Можно предположить, что Оскар Уайльд тоже был в списке авторов Yellow Book, но на самом деле он никогда не участвовал в этом предприятии и даже заявлял, что презирает его. Тем не менее Уайльд оставался и продолжает оставаться знаковой фигурой последних лет XIX века просто потому, что он переворачивал все его ценности с ног на голову. В глазах поздневикторианской культуры с ее засильем джингоизма, культом Джона Булля, склонностью воспринимать себя чересчур серьезно и черно-белой пуританской моралью он был во всех смыслах Иным. Его влекли красота и искусство, а не истина и реальность — последние он считал не стоящей внимания и даже пагубной фикцией.
Здесь мы легко могли бы расширить список бинарных оппозиций: Уайльд предпочитал свой пол противоположному и своим гомосексуальным образом жизни бросал вызов представлениям среднего класса о семейном укладе. Лежащее на поверхности интересовало его больше скрывавшегося в глубине, тело — больше, чем душа, эстетика — больше, чем этика. Он крайне серьезно относился ко всему, что викторианцы считали пустячным, и наоборот. Не менее провокационной была его страсть к двусмысленности, неопределенности и непоследовательности.
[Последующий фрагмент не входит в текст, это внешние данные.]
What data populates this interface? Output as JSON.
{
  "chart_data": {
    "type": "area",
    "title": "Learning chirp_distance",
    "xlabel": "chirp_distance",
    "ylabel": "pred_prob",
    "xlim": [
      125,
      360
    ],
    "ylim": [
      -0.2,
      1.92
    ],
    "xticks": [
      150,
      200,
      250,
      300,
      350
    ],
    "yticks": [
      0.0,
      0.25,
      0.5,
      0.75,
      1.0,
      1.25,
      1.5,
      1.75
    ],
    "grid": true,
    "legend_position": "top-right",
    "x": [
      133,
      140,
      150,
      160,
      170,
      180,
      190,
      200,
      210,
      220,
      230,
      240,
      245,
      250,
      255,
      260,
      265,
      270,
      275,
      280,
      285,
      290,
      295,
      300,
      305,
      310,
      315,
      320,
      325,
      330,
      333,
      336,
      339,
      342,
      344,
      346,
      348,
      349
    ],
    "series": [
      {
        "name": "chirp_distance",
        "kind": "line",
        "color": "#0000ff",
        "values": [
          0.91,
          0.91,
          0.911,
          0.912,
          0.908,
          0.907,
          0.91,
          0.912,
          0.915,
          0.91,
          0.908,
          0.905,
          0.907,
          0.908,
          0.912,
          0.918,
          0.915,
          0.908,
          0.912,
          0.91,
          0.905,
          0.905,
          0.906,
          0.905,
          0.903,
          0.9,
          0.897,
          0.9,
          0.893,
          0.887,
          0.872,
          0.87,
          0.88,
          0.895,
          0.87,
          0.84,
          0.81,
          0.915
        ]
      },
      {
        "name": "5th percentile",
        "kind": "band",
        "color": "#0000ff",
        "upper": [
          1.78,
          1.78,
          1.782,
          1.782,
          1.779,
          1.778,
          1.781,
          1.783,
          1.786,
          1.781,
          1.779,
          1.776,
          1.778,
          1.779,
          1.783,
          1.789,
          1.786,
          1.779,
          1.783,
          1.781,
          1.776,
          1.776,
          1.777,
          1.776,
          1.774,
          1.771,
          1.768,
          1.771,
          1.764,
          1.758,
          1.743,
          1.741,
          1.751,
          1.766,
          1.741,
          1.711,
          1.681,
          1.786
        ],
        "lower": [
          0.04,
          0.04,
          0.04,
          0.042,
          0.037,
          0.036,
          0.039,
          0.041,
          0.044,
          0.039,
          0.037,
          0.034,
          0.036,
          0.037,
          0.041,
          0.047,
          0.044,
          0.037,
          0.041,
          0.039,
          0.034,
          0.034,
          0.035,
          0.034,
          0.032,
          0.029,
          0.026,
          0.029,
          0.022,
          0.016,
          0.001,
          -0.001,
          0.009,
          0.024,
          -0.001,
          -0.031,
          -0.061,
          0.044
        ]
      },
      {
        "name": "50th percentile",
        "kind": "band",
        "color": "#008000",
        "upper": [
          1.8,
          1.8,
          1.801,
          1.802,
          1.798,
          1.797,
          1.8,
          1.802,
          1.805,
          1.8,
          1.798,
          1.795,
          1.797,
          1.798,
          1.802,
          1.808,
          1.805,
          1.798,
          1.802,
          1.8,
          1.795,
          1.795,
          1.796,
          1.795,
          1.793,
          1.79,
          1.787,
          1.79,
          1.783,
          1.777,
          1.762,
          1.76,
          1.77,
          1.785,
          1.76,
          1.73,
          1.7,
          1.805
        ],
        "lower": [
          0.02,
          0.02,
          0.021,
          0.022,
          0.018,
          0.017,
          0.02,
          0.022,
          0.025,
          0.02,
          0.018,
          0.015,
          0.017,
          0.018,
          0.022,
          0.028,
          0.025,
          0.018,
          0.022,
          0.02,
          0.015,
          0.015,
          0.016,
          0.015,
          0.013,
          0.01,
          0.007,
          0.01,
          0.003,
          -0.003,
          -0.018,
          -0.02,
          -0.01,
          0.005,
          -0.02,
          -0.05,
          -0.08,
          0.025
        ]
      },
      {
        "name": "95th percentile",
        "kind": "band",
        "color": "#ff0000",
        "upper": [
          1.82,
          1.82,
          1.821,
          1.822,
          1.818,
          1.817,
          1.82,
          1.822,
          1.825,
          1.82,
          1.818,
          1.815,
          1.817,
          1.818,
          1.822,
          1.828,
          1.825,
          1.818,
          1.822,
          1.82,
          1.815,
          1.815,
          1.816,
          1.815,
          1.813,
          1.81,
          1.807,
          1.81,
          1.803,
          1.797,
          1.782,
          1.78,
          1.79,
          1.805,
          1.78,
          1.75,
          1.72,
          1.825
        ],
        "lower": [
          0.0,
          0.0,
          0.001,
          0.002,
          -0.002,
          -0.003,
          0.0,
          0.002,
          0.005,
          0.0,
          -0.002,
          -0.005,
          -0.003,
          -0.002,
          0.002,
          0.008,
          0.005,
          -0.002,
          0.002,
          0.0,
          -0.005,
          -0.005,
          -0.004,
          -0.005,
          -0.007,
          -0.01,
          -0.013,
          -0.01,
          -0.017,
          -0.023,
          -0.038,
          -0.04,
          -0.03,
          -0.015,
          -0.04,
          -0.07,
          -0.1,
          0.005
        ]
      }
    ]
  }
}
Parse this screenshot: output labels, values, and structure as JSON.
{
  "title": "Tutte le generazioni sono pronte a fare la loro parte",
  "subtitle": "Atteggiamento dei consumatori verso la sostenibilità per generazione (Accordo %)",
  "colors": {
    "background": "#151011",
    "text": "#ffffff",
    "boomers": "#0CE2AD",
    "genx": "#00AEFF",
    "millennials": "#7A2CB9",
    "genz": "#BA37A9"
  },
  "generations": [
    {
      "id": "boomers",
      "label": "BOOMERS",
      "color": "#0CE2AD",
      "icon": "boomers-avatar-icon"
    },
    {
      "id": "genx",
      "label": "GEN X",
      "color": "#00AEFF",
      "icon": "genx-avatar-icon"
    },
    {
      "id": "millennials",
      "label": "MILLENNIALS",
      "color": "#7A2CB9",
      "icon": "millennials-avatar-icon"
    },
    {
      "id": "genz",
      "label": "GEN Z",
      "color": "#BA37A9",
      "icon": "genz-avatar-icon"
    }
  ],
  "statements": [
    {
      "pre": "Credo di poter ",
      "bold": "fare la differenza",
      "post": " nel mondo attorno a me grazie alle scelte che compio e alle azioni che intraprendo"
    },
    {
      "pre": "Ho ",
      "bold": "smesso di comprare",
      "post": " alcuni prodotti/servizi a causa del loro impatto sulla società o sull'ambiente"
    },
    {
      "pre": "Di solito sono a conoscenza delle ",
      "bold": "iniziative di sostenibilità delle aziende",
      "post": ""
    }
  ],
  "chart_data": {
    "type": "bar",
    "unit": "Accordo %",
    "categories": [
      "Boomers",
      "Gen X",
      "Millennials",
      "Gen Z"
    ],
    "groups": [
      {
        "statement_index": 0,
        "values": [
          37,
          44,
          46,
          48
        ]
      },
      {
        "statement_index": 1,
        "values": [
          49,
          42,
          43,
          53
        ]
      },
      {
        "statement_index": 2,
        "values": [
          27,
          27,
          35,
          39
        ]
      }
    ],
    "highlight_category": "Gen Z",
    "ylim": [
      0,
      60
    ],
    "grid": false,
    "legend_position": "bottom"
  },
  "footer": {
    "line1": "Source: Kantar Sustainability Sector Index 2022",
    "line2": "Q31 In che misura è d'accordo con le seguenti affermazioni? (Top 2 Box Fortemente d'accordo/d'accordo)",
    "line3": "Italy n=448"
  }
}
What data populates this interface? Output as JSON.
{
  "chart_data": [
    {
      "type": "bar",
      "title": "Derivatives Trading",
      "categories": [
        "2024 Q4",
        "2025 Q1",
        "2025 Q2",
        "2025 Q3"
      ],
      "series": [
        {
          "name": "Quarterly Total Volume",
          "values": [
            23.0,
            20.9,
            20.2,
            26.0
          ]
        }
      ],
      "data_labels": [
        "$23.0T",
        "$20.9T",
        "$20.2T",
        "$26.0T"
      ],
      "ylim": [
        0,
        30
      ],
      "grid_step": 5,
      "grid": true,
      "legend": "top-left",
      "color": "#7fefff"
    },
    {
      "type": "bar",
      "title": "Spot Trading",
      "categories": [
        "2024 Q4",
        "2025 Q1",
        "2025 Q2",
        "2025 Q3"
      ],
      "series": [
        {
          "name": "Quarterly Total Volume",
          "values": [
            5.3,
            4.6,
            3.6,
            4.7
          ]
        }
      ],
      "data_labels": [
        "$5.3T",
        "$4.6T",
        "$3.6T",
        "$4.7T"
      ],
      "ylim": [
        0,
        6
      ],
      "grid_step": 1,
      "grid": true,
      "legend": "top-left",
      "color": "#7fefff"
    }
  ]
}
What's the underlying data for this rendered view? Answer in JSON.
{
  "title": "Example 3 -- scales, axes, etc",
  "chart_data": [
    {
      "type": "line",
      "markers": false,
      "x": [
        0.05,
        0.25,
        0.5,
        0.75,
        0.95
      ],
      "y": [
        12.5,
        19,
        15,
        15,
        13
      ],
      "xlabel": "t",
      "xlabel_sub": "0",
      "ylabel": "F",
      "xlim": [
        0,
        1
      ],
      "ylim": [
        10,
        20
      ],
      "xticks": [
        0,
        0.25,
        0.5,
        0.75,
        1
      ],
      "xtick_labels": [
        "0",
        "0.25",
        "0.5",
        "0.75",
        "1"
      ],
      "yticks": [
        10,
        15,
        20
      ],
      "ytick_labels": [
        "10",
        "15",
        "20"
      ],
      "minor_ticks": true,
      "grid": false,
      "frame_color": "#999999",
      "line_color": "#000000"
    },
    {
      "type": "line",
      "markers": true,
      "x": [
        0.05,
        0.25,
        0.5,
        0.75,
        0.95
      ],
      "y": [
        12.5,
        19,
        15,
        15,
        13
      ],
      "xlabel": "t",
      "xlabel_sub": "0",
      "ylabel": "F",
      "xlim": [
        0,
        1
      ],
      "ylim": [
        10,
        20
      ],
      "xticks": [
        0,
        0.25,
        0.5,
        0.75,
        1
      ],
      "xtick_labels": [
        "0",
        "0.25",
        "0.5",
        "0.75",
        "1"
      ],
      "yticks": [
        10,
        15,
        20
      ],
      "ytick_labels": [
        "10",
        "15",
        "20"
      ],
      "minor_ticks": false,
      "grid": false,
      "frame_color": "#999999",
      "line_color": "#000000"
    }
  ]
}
Вместо того чтобы извлечь на поверхность и представить миру единое, монолитное «я», в своей жизни и произведениях он без особых усилий изобретал, примерял и отбрасывал все новые и новые образы. Он называл неискренность «средством многократного умножения личности». Его живой гений от природы тяготел к драмам и диалогам, парадоксам и притчам, разнообразным жанрам и формам, в которых он мог продемонстрировать стороны своей личности и вместо одной точки зрения показать читателю диспут между разными доктринами. Неудивительно, что многие исследователи изображают Уайльда как убежденного ницшеанца, ведущего яростную войну против викторианской морали и активно способствующего переоценке христианских ценностей среднего класса в конце XIX века.
Уайльд так хорошо знал свое время, что мог без труда принимать любое свойственное ему обличье и изображать все его характерные черты. Он обожал экспериментировать с новыми литературными формами и изучать их возможности. Он вернул на английскую сцену уморительно смешную провокационную комедию, изгнанную оттуда много лет назад. Он изобрел стихотворение в прозе на английском языке и был первопроходцем символической драмы. Он также был одним из первых авторов, написавших «французский» роман, — «Портрет Дориана Грея», хотя и создан на английском языке, по форме и содержанию может считаться скорее французским. Роман нещадно высмеивал нравы английского среднего класса. Журнальная версия 1890 года вызвала бурю возмущенных отзывов, в первую очередь из-за гомоэротического подтекста, который был бы еще более явным, если бы издатель не убрал из рукописи Уайльда самые радикальные и откровенные абзацы. Протесты публики, впрочем, не помешали Уайльду в следующем году опубликовать роман в книжном формате, добавив к нему новые главы, в которых он называет Англию родиной лицемеров, а англичан — народом, который «уравновешивает глупость богатством, а порок — лицемерием».
В 1891 году Уайльд также написал для Fortnightly Review политическое эссе «Душа человека при социализме», в котором подверг критике «глупость, лицемерие и филистерство», пронизывающие английскую культуру. Уайльд гневно выступал против английского общественного мнения, которое, по его словам, обрело с помощью прессы деспотическую власть над искусством, политикой и частной жизнью людей.
«Душа человека…» раскрывает Уайльда как сторонника анархического социализма. Его нападки на лицемерие прямо связаны с историей Парнелла и теми журналистами и парламентариями, из-за которых он был вынужден оставить политику после того, как в конце 1890 года обществу стало известно о его отношениях с замужней дамой Китти О’Ши. Критика Уайльда свидетельствует о безоговорочном принятии ирландского самоуправления и собственного ирландского происхождения, которое признавали все, кто хорошо его знал, от англичанина Альфреда Дугласа до его соотечественников Шоу и Йейтса. Ирландское происхождение позволяло Уайльду понимать и высмеивать англичан поздневикторианского периода, потому что он был для них одновременно своим и чужим — говорил на их языке, но не разделял ценностей и взглядов, пропагандируемых этим языком и неразрывно связанных с ним.